How does stress cause head ache?

Migraine is due to sudden constriction of the blood vessels on the surface of the brain under the skull followed by sudden expansion leading to a throbbing bust of ha. This is now known to be caused by an imbalance in the chemicals that circulate around these blood vessels just under the skull. Stress at the psychological level which is experienced as excessive activity in the emotional cortex of the brain triggers this chemical imbalance which in turn leads to constriction followed by widening or expansion of the blood vessels.

According to the understanding by the yogis this condition is related to wrong life style that leads to a habit of speeded up activity in the emotional part of the mind. This results in a fixed bad habit of getting stuck in that speeded up loop of thoughts. This in turn causes an imbalance in the prana that is responsible for the harmonious functioning of the entire organism. This can only be detected as an irregular rate and rhythm of breathing and speeded up heart. When the life style of speed and greed continues for some more time this imbalance of the prana settles down as a new learnt habit of creating the chemical imbalance in the brain blood vessels resulting in headache.
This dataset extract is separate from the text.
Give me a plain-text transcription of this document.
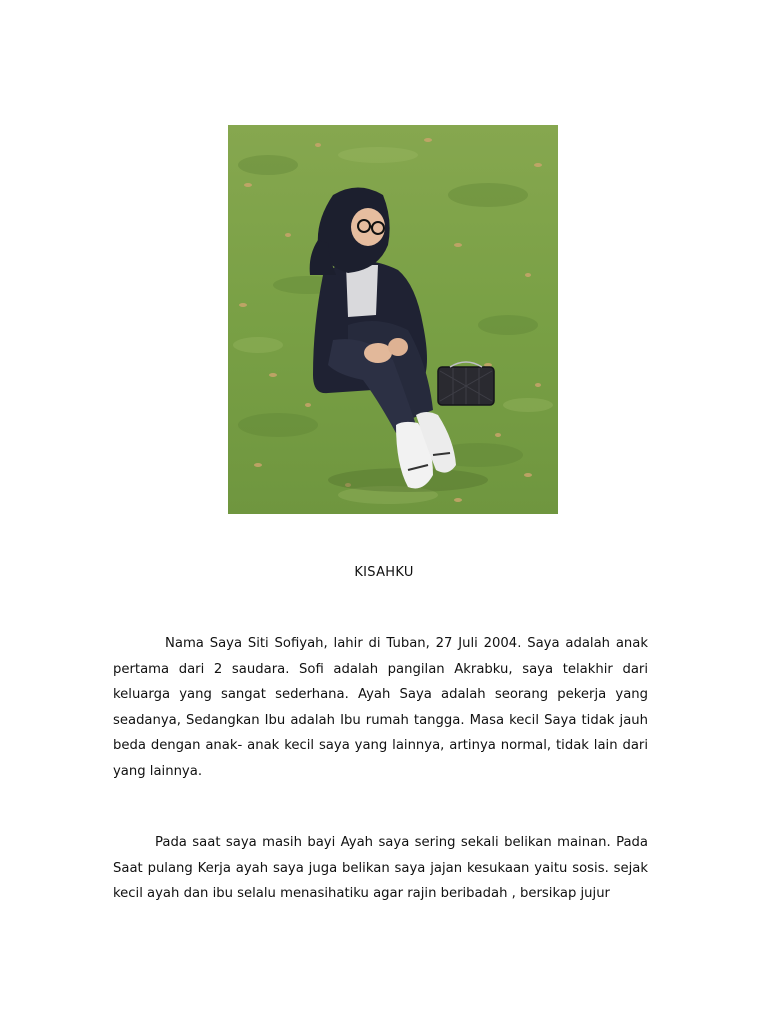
KISAHKU

Nama Saya Siti Sofiyah, lahir di Tuban, 27 Juli 2004. Saya adalah anak pertama dari 2 saudara. Sofi adalah pangilan Akrabku, saya telakhir dari keluarga yang sangat sederhana. Ayah Saya adalah seorang pekerja yang seadanya, Sedangkan Ibu adalah Ibu rumah tangga. Masa kecil Saya tidak jauh beda dengan anak- anak kecil saya yang lainnya, artinya normal, tidak lain dari yang lainnya.

Pada saat saya masih bayi Ayah saya sering sekali belikan mainan. Pada Saat pulang Kerja ayah saya juga belikan saya jajan kesukaan yaitu sosis. sejak kecil ayah dan ibu selalu menasihatiku agar rajin beribadah , bersikap jujur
Why does this generalized response of stress to demanding situation settle down as aha and not any other health problem? This is because of the family tendency. It is well known that there are many persons in the family of a migraine patient who suffer form migraine.


STAGE - I (Forward and Backward Rolling)

Sthiti : Vajrasana
Bend the arms & place the top of the head on the floor.


  • Inhale. while exhaling carefully roll the head forward until you feel a gentle stretch along the back of the
     neck. Hold for a while.

  • Then, while inhaling roll the head backward until the forehead touches the floor.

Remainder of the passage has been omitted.